Gravidanza, come cambia il corpo dalla venticinquesima alla ventottesima settimana

Nel settimo mese di gravidanzaIl settimo mese è ormai alle porte, con la fine della ventiquattresima settimana e l’inizio della venticinquesima settimana di gravidanza: tutto ciò che si svolge in questo periodo può assumere sembianze più pesanti e difficili, ed ogni attività rischia di essere pesante per la mamma, che percepisce ancora di più (ed ancora più evidente) il peso del pancione.

Non è tuttavia sempre così: molte mamme rimangono energiche ed attive anche in questo periodo, ed anche se è importante evitare di stancarsi troppo, non è affatto sbagliato continuare le proprie normali attività se ci si sente nelle condizioni di farlo.

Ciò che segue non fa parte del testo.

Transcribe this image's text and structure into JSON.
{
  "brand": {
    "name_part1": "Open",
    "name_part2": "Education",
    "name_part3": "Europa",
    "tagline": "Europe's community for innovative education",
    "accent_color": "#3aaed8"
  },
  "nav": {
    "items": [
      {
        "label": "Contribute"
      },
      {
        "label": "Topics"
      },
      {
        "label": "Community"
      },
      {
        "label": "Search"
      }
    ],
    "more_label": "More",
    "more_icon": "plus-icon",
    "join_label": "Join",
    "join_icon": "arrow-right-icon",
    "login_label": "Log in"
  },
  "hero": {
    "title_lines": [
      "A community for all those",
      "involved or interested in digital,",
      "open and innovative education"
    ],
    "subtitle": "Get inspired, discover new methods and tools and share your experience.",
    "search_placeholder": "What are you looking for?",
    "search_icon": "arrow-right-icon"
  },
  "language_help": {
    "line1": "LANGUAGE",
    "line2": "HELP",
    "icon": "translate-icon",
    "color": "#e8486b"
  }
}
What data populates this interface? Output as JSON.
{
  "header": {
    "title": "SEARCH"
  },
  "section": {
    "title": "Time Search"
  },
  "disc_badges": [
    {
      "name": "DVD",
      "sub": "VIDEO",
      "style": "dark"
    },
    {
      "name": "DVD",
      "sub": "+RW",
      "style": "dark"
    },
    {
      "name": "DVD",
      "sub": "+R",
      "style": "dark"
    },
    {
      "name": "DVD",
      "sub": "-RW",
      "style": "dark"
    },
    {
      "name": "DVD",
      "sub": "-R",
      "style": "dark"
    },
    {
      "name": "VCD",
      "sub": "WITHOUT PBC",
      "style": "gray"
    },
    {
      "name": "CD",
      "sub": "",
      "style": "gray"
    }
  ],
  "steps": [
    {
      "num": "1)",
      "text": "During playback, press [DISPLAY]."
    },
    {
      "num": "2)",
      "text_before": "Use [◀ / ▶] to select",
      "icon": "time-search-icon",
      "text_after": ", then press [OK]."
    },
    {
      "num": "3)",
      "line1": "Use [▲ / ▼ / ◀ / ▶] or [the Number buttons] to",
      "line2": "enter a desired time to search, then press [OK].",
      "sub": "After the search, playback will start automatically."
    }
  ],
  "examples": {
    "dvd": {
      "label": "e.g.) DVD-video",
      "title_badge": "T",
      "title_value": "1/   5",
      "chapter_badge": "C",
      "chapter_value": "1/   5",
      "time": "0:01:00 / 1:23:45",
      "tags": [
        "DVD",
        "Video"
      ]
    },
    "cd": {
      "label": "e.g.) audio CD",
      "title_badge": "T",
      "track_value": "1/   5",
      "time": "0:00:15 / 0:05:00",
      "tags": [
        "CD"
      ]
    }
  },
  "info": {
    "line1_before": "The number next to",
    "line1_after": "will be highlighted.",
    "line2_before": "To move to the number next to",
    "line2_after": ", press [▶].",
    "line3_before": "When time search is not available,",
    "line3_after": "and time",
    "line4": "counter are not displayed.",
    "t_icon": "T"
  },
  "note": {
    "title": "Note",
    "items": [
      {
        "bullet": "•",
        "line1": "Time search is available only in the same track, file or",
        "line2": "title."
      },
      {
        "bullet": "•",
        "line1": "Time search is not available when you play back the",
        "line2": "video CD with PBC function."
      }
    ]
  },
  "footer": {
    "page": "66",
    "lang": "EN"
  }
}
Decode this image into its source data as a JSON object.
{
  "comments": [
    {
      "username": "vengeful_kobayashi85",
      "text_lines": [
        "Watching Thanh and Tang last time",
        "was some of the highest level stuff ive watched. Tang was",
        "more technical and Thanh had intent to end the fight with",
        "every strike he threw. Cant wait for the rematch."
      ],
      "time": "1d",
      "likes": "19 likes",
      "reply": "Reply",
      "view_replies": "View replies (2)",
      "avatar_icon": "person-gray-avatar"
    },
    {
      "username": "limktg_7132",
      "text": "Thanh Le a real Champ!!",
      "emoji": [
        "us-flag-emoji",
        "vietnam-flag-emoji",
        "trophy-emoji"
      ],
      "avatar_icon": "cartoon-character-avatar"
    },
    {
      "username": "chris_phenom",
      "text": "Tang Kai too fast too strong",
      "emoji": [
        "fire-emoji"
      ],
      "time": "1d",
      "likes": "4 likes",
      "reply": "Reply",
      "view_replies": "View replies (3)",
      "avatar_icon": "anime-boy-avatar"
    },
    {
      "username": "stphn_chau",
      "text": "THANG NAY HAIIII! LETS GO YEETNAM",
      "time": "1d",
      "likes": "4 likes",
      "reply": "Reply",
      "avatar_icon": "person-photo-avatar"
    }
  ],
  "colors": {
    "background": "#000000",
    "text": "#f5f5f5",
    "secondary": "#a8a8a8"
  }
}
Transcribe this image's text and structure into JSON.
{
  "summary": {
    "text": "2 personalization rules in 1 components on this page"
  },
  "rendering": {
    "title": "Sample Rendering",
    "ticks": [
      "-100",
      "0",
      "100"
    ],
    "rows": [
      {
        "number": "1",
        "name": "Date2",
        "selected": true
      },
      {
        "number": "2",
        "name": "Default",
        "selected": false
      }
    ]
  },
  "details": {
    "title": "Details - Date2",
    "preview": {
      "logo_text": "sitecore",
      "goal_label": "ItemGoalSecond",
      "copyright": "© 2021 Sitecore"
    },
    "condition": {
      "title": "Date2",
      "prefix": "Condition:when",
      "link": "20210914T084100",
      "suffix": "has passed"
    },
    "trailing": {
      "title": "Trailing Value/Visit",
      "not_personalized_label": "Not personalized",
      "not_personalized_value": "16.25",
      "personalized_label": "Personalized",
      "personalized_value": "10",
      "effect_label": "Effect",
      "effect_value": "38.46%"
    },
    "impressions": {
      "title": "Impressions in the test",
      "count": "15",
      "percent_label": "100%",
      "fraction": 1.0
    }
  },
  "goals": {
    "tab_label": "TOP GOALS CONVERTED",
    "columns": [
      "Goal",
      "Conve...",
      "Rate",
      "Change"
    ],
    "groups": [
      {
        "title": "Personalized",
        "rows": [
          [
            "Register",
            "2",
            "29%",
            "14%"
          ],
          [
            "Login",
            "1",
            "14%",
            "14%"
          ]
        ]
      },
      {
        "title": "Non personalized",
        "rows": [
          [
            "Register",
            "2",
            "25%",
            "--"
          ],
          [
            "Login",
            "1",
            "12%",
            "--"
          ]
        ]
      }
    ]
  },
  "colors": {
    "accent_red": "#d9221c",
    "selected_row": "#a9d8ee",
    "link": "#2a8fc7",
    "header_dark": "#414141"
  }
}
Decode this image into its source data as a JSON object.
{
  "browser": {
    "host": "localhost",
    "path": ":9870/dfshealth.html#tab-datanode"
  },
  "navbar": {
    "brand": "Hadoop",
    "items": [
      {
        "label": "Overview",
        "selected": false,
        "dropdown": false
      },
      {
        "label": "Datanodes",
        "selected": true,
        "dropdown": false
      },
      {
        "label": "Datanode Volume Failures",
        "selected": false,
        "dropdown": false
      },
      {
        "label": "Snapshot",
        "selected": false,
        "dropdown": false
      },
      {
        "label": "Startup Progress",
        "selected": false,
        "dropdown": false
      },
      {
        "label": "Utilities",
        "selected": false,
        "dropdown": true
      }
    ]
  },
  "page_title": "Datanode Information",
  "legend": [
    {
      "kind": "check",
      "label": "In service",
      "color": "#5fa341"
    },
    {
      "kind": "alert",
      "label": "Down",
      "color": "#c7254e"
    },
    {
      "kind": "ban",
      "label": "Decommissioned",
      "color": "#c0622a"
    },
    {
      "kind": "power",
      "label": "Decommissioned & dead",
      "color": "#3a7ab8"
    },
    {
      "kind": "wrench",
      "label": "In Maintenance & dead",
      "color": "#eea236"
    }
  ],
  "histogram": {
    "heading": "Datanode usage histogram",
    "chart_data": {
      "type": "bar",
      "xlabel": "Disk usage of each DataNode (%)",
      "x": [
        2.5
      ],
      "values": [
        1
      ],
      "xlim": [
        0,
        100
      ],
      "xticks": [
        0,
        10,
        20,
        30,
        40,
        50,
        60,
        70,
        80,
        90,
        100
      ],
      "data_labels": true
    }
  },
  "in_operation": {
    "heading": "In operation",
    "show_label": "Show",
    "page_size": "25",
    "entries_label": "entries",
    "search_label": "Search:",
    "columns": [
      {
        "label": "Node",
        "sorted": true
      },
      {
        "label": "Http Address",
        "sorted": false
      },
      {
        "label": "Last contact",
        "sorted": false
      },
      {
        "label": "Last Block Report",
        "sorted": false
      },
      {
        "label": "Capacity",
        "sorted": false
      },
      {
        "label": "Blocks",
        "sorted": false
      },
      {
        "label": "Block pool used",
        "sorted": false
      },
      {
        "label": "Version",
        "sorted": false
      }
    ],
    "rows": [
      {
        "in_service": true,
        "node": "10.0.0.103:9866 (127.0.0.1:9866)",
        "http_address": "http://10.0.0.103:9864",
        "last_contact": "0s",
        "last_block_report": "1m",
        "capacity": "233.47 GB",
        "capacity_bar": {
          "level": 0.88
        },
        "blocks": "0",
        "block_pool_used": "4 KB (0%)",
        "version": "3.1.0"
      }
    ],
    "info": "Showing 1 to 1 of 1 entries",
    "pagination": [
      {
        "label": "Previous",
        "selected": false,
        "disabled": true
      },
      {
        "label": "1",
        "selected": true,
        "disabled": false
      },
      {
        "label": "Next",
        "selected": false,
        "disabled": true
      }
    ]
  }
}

Anche il sesso assume sembianze più particolari: per tutto il corso della gravidanza – a patto che non si tratti di gravidanze difficili – la sfera della sessualità non va trascurata perché si tratta comunque di un magico momento a due, che se svolto con delicatezza e fantasia, può essere molto piacevole per entrambi. All’inizio del settimo mese, però, i papà potrebbero avvertire un calo psicologico del desiderio, dovuto al panico da pancione ed alla paura di fare male al bimbo: parlarne con il ginecologo di fiducia rappresenta senza dubbio una soluzione importante per evitare incomprensioni e panico del tutto inutili.

La venticinquesima settimana

In questo periodo ci si sente energiche e piene di voglia di fare: si tratta di un periodo ancora molto piacevole, perché l’ebbrezza del prossimo parto rende tutto molto più semplice e piacevole da fare.

Tuttavia, non bisogna strafare: anche se ci si sente piene di vita e di voglia di fare, bisogna evitare quei comportamenti che possono mettere a rischio la propria salute e quella del piccolo, mentre una sana attività fisica attraverso una ginnastica dolce, può rappresentare un ottimo modo per canalizzare bene le proprie energie.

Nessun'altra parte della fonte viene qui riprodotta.